We prefer doing the cleaning in Steps, hopefully, these steps will help you when its time to clean and condition your leather goods.
Step 1. Clean
Leather bags and shoes are obviously more resistant to dirt than fabric versions, but that doesn’t mean that leather can’t still get filthy. It’s never a great idea to subject leather items to a soap-and-water cleaning, but using a little leather cleaner will work wonders. Our best selection of cleaners are Coach
These two cleaners are inexpensive, easy to use (apply with a soft cloth, let it sit for about a half-hour, then wipe off dirt and product residue with a clean, soft cloth, and you’re done), and will remove far more filth from your shoes and bags than you ever realized was there without damaging the leather at all. If your bags and boots are exposed on a regular basis to the salt that big cities use to melt snow and ice, frequent cleaning is a must, as salt can dry out and ruin your leather pieces in one single season.
In most cases, using the inexpensive, alcohol-free baby wipes from Simple Skincare is enough to get a fresh dye stain out of leather. Work the wipe into the leather in firm circular motions, then let it dry overnight to see how much it removed. (It may seem as if it didn’t remove everything at first, but the stain will likely lighten up overnight as the product gets to work.)
If you’re still stuck with a stain, kick your efforts up a notch by using a leather cleaning wipe. I like these by Lord Sheraton.
If all else fails, it may be worth giving the nuclear option a try: Hit the stain with a Mr. Clean Eraser, taking care to go slow — and don’t use it any more than you need to in order to get the stain out, as it can tend to suck the oil out of leather. Conditioning afterward will help, but you always run the risk that your leather won’t be quite as shiny as it was before.
Step 2. Condition
Leather bags and shoes all started out life as a hide on an actual live animal, so they are prone to becoming dry, dull, and cracked. Unless you keep them conditioned and moisturized. Some modern leather goods are already coated with a sealant that gives them an invisible, impenetrable barrier against drying out, but it can deteriorate over time and you’ll want to make absolutely sure that the leather underneath remains in good shape, so conditioning is still a must.

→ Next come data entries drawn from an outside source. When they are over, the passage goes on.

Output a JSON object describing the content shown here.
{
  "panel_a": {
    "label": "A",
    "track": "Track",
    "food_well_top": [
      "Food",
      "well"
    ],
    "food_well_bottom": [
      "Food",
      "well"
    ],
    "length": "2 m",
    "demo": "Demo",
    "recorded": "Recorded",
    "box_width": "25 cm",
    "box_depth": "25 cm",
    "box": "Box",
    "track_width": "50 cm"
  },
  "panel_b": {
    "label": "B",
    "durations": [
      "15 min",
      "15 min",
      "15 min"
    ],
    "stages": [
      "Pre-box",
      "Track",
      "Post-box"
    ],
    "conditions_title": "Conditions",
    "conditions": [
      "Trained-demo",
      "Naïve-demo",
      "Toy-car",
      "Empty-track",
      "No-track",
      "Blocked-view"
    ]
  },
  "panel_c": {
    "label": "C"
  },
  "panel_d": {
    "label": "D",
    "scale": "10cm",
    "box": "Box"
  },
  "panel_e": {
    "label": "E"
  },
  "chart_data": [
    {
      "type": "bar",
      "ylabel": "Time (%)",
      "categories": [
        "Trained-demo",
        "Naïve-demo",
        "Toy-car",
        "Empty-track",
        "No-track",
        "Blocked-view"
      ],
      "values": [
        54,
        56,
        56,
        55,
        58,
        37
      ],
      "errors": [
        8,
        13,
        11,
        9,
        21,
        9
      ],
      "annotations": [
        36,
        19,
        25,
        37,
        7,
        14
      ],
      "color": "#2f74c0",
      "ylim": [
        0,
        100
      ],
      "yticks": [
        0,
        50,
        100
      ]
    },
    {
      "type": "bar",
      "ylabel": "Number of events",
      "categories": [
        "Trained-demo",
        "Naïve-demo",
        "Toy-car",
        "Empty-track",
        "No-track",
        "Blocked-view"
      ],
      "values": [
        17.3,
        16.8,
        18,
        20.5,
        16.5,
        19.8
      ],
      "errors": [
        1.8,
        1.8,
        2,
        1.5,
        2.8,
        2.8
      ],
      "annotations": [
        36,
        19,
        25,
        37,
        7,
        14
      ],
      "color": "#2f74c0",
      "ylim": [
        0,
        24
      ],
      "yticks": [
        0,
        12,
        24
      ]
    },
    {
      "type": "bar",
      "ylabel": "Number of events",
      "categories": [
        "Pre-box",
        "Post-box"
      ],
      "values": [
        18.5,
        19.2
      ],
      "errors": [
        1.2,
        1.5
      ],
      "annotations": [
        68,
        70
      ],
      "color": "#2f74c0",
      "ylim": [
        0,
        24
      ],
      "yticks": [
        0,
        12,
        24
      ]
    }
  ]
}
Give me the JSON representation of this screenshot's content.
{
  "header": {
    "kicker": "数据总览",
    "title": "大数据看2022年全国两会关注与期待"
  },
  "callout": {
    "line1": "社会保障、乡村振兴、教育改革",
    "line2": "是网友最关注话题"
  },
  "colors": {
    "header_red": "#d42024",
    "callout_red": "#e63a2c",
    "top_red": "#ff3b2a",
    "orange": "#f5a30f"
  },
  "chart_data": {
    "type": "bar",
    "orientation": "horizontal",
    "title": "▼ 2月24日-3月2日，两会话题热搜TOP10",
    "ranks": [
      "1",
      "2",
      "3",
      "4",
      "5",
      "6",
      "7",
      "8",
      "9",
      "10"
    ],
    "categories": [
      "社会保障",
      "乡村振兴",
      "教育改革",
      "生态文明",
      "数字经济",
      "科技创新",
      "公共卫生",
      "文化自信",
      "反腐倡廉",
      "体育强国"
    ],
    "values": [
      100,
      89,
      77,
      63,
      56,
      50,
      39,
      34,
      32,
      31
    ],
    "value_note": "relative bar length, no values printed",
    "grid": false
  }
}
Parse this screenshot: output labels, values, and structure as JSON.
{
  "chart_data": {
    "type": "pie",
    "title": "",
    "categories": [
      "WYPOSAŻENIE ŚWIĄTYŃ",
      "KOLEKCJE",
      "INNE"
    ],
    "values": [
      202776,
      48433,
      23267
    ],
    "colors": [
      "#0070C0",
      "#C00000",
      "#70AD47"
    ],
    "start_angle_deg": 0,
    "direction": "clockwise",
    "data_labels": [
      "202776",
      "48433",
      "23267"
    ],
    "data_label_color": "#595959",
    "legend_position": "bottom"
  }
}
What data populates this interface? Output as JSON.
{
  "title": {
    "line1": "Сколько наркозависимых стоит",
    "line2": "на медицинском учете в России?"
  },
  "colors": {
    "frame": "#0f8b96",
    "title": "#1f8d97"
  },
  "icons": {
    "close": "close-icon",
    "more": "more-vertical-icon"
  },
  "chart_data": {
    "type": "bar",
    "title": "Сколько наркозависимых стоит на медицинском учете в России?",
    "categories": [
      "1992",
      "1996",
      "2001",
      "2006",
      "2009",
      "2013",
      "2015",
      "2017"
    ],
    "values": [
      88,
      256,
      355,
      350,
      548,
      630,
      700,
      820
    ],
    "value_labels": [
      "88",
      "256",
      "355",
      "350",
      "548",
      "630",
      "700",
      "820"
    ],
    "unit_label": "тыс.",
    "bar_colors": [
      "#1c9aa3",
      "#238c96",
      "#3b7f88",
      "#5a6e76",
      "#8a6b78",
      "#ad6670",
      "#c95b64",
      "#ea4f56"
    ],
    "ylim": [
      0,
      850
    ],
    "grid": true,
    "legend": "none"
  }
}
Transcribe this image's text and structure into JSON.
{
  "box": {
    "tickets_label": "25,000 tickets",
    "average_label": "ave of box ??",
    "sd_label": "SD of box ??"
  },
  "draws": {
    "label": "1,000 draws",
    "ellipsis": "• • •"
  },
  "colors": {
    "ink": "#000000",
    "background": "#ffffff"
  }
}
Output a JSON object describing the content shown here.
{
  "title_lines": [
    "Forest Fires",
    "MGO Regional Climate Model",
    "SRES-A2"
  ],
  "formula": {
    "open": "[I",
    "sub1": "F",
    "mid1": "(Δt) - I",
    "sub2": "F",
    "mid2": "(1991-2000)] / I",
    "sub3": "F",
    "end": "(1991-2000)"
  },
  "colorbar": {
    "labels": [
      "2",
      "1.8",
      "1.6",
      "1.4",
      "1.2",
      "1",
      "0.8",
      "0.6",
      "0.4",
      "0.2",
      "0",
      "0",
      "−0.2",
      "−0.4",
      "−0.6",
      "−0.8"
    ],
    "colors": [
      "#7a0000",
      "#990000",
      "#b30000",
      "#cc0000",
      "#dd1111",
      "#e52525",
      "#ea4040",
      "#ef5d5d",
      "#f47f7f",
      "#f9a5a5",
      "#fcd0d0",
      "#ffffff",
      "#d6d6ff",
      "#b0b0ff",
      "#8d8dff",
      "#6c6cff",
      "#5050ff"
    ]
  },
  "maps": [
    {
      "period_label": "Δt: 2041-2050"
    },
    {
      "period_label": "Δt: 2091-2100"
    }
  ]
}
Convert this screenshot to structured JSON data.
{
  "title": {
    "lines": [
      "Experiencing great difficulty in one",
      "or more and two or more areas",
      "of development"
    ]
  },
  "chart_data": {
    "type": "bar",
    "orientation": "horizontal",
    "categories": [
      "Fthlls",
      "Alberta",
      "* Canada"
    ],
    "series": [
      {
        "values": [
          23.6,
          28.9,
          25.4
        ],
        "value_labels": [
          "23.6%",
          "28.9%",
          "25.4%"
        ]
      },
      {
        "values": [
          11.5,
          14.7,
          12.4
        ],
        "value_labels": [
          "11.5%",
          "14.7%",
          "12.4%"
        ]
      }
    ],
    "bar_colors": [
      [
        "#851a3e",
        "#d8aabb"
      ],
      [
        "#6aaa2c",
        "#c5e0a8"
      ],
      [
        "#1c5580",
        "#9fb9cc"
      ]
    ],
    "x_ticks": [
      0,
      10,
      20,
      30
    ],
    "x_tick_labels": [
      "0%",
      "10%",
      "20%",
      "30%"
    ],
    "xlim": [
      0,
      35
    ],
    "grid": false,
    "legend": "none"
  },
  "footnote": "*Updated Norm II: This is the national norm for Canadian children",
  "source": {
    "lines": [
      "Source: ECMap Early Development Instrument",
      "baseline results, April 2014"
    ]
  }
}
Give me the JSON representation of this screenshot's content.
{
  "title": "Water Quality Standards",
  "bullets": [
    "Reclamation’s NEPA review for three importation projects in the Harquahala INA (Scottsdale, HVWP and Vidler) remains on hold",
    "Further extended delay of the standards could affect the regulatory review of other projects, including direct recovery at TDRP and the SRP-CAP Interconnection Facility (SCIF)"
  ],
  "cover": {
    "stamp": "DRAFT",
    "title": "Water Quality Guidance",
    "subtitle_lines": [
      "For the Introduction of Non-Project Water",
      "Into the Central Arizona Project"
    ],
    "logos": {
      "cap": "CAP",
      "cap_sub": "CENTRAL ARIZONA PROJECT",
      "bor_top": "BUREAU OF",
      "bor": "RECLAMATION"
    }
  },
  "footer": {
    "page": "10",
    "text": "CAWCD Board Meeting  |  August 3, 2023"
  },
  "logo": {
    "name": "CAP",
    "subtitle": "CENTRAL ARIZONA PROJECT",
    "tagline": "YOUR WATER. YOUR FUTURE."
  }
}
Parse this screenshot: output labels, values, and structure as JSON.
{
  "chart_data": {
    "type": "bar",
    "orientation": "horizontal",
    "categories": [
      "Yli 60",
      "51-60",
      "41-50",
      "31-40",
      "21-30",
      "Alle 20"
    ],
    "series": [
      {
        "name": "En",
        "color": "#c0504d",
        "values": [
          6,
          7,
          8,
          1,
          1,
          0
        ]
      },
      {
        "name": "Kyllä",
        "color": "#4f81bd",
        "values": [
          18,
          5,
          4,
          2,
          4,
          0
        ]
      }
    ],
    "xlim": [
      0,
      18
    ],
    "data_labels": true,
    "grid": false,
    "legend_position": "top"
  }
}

The best product for conditioning high-end leather goods is Cadillac’s Select Leather Lotion,
This stuff brings back the smooth, supple feeling these items had when we bought them and never leaves a waxy buildup. It literally sinks into the leather’s pores and brings it roaring back to life.
For boots, shoes, belts, and larger leather travel bags that take a beating due to heavy use, we like this Moneysworth & Best all-in-one cleaner and conditioner, as it makes the whole maintenance process miles faster. We're usually against two-in-one products for leather care, as they are either way too harsh or just don’t do anything at all, but this one manages to be gentle yet effective at the same time.
Step 3. Protect
The word repellent
is a bit of a misnomer, though, as no product can completely keep the rain at bay; all you’re really doing is improving the item’s ability to withstand water. we like Apple’s silicone-based spray
over old-fashioned mink-oil-based waterproofers, as oil will almost always darken leather. Apply it in light coats using a wide, steady, sweeping motion, holding the can at least eight inches away from your bag or shoes, and allow it to dry a good 12 hours before using the item. It might look like it’s darkening or spotting your leather as it dries, but it will eventually dry perfectly clear. You’ll need to reapply it every year or so, depending on how much wear and tear your item gets.